Kingsman es una película tan referencial que se niega a sí misma. En plena época de la autoconsciencia y el metadiscurso, todo parece perdonable si se persigue el entretenimiento, y todo pretende justificarse cuando la palabra “parodia” se superpone a cualquier defecto. En su determinación por construir un relato gamberro, basado en el cómic de Mark Millar sobre el universo de los agentes secretos, Matthew Vaughn plantea un filme con la misma ingenuidad que hacía tambalear los cimientos de Kick-Ass (2010): la incapacidad para asumir que ciertos lugares del cómic son intraducibles a un lenguaje ajeno, y que su imposición en la pantalla sólo puede conducir a lo ridículo.
Pero los pecados de Kingsman van más allá de su propia etimología: la película no se sirve de los tópicos del género de espionaje para construir un discurso particular, sino para poder toparse con espectáculos pirotécnicos gratuitos, fogonazos aislados que invitan a la fascinación pero que carecen de todo sentido comunicante: secuencias de acción en la que se convocan todos los trucos visuales de la nueva era sin orden ni concierto, poniendo en duda su propio criterio estético. Una película que pretende reírse de todas las convenciones cinematográficas pero que se construye a sí misma a partir de esas convenciones, incapaz de alzar una voz propia sobre todo aquello de lo que pretende hacer burla.
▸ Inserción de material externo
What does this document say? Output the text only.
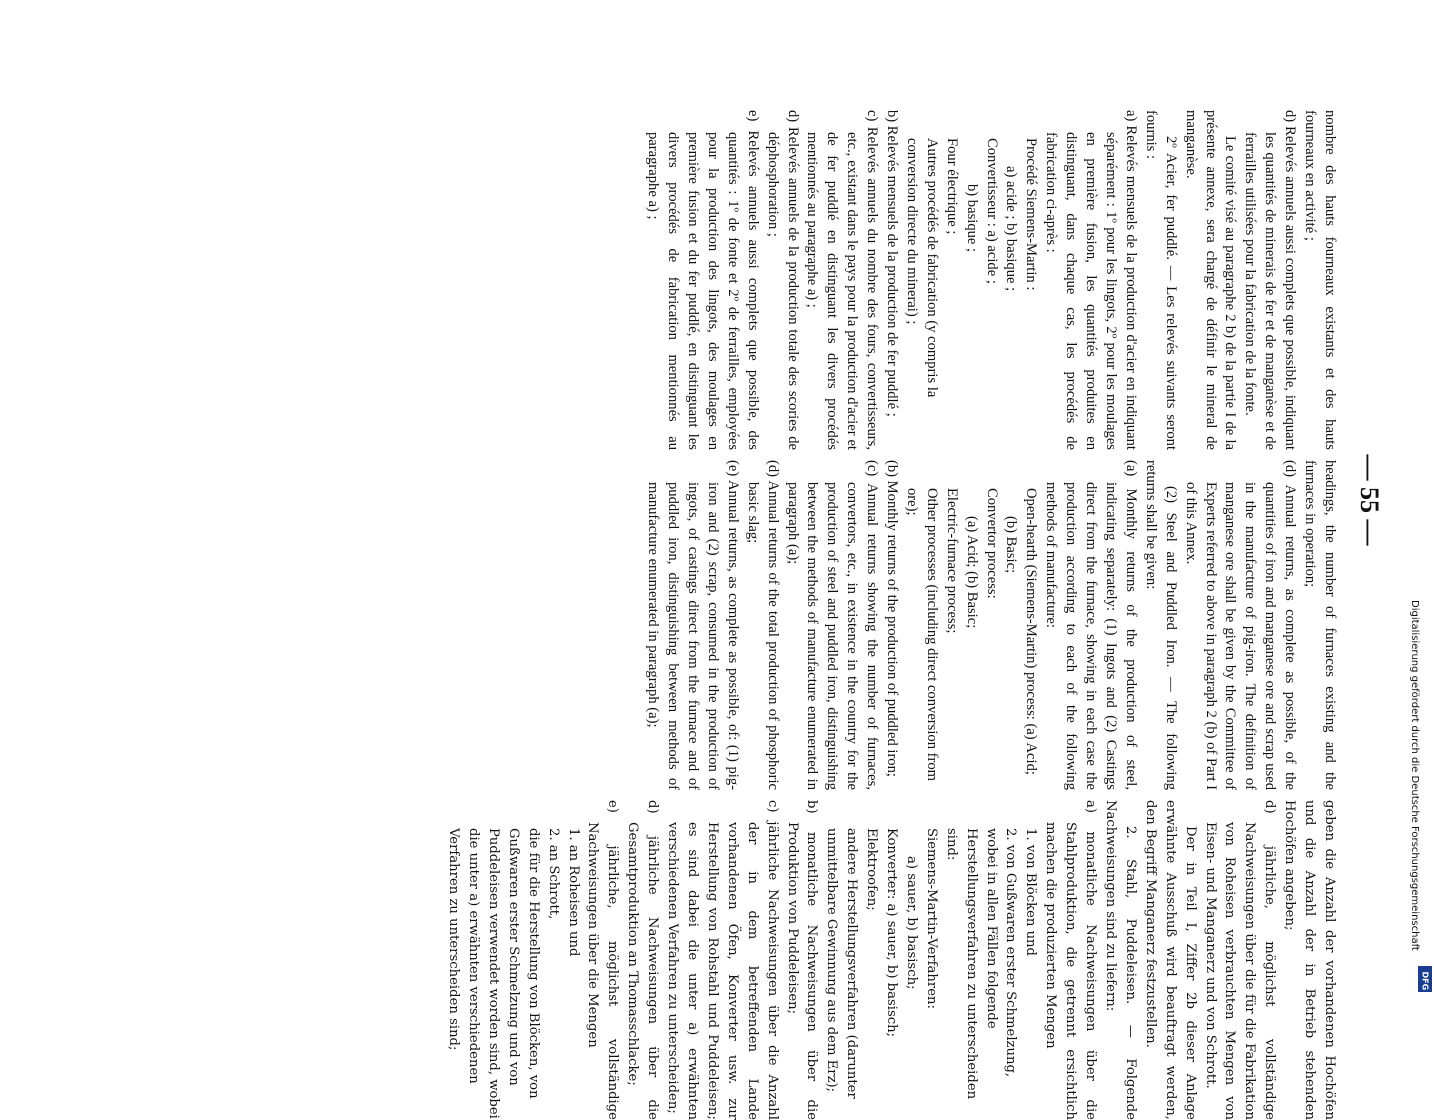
— 55 —

nombre des hauts fourneaux existants et des hauts fourneaux en activité ;

d) Relevés annuels aussi complets que possible, indiquant les quantités de minerais de fer et de manganèse et de ferrailles utilisées pour la fabrication de la fonte.

Le comité visé au paragraphe 2 b) de la partie I de la présente annexe, sera chargé de définir le mineral de manganèse.

2º Acier, fer puddlé. — Les relevés suivants seront fournis :

a) Relevés mensuels de la production d'acier en indiquant séparément : 1º pour les lingots, 2º pour les moulages en première fusion, les quantités produites en distinguant, dans chaque cas, les procédés de fabrication ci-après :

Procédé Siemens-Martin :
a) acide ; b) basique ;
Convertisseur : a) acide ;
b) basique ;
Four électrique ;
Autres procédés de fabrication (y compris la conversion directe du minerai) ;

b) Relevés mensuels de la production de fer puddlé ;

c) Relevés annuels du nombre des fours, convertisseurs, etc., existant dans le pays pour la production d'acier et de fer puddlé en distinguant les divers procédés mentionnés au paragraphe a) ;

d) Relevés annuels de la production totale des scories de déphosphoration ;

e) Relevés annuels aussi complets que possible, des quantités : 1º de fonte et 2º de ferrailles, employées pour la production des lingots, des moulages en première fusion et du fer puddlé, en distinguant les divers procédés de fabrication mentionnés au paragraphe a) ;

headings, the number of furnaces existing and the furnaces in operation;

(d) Annual returns, as complete as possible, of the quantities of iron and manganese ore and scrap used in the manufacture of pig-iron. The definition of manganese ore shall be given by the Committee of Experts referred to above in paragraph 2 (b) of Part I of this Annex.

(2) Steel and Puddled Iron. — The following returns shall be given:

(a) Monthly returns of the production of steel, indicating separately: (1) Ingots and (2) Castings direct from the furnace, showing in each case the production according to each of the following methods of manufacture:

Open-hearth (Siemens-Martin) process: (a) Acid;
(b) Basic;
Convertor process:
(a) Acid; (b) Basic;
Electric-furnace process;
Other processes (including direct conversion from ore);

(b) Monthly returns of the production of puddled iron;

(c) Annual returns showing the number of furnaces, convertors, etc., in existence in the country for the production of steel and puddled iron, distinguishing between the methods of manufacture enumerated in paragraph (a);

(d) Annual returns of the total production of phosphoric basic slag;

(e) Annual returns, as complete as possible, of: (1) pig-iron and (2) scrap, consumed in the production of ingots, of castings direct from the furnace and of puddled iron, distinguishing between methods of manufacture enumerated in paragraph (a);

geben die Anzahl der vorhandenen Hochöfen und die Anzahl der in Betrieb stehenden Hochöfen angeben;

d) jährliche, möglichst vollständige Nachweisungen über die für die Fabrikation von Roheisen verbrauchten Mengen von Eisen- und Manganerz und von Schrott.

Der in Teil I, Ziffer 2b dieser Anlage erwähnte Ausschuß wird beauftragt werden, den Begriff Manganerz festzustellen.

2. Stahl, Puddeleisen. — Folgende Nachweisungen sind zu liefern:

a) monatliche Nachweisungen über die Stahlproduktion, die getrennt ersichtlich machen die produzierten Mengen

1. von Blöcken und
2. von Gußwaren erster Schmelzung,
wobei in allen Fällen folgende Herstellungsverfahren zu unterscheiden sind:
Siemens-Martin-Verfahren:
a) sauer, b) basisch;
Konverter: a) sauer, b) basisch;
Elektroofen;
andere Herstellungsverfahren (darunter unmittelbare Gewinnung aus dem Erz);

b) monatliche Nachweisungen über die Produktion von Puddeleisen;

c) jährliche Nachweisungen über die Anzahl der in dem betreffenden Lande vorhandenen Öfen, Konverter usw. zur Herstellung von Rohstahl und Puddeleisen; es sind dabei die unter a) erwähnten verschiedenen Verfahren zu unterscheiden;

d) jährliche Nachweisungen über die Gesamtproduktion an Thomasschlacke;

e) jährliche, möglichst vollständige Nachweisungen über die Mengen

1. an Roheisen und
2. an Schrott,
die für die Herstellung von Blöcken, von Gußwaren erster Schmelzung und von Puddeleisen verwendet worden sind, wobei die unter a) erwähnten verschiedenen Verfahren zu unterscheiden sind;	Digitalisierung gefördert durch die Deutsche Forschungsgemeinschaft
DFG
El propio personaje de Samuel L. Jackson, villano también autoparódico, acudirá hasta tres veces a tapar las costuras de la trama, de manera explícita y verbal, recordando al espectador que esta no es “una de esas típicas películas”. ¿Qué hacer con un filme empeñado en celebrar su condición de especial y diferente, pero sin demostrarlo, haciendo uso únicamente de los clichés que critica?
Si la película fuese una puesta en cuestión real, haciendo gala de la ironía que procura desprender, ¿cómo tomarse entonces la banda sonora de Henry Jackman, un desvergonzado calco de la partitura de Alan Silvestri para Los Vengadores (Joss Whedon, 2012), que no abandona la referencia ni durante un solo compás? ¿Cómo entender los movimientos de cámara que pretenden distraer de los trucos de prestigiditador del protagonista, si la propia película es incapaz de distinguir cuándo hace parodia y cuándo necesita los recursos de los que tanto se mofa? ¿Cómo valorar algunas crudas secuencias de acción, totalmente ajenas al resto del tono de la película y que no hacen sino debilitar la poca coherencia de sus planteamientos? ¿Cómo aceptar una película-parodia cuyo deseo es poner en juego los clichés del género al tiempo que los explota, terminando por buscar el espectáculo alrededor de ellos?
Ya no sorprende ver en películas como Kingsman los nombres de personalidades, envueltas en prestigio tiempo atrás, como Michael Caine o el propio Jackson, actores que han terminado por apuntarse a todo, una trayectoria decadente hacia la que parece discurrir también el propio Colin Firth, quien aún sostiene aquí el verdadero peso interpretativo como encarnación del agente secreto elegante y seductor, propio de los años sesenta, mientras su pupilo (Taron Egerton) encarna al nuevo héroe, mucho más físico y castigado por el drama personal. Dos figuras capaces de atravesar décadas enteras del cine de espionaje, construidas para derribar cualquier cliché gestado a lo largo de los últimos cincuenta años. Cuesta creer que, planteado así, los clichés terminen por derribar a la propia Kingsman ahogándola en un desfile de vulgaridades.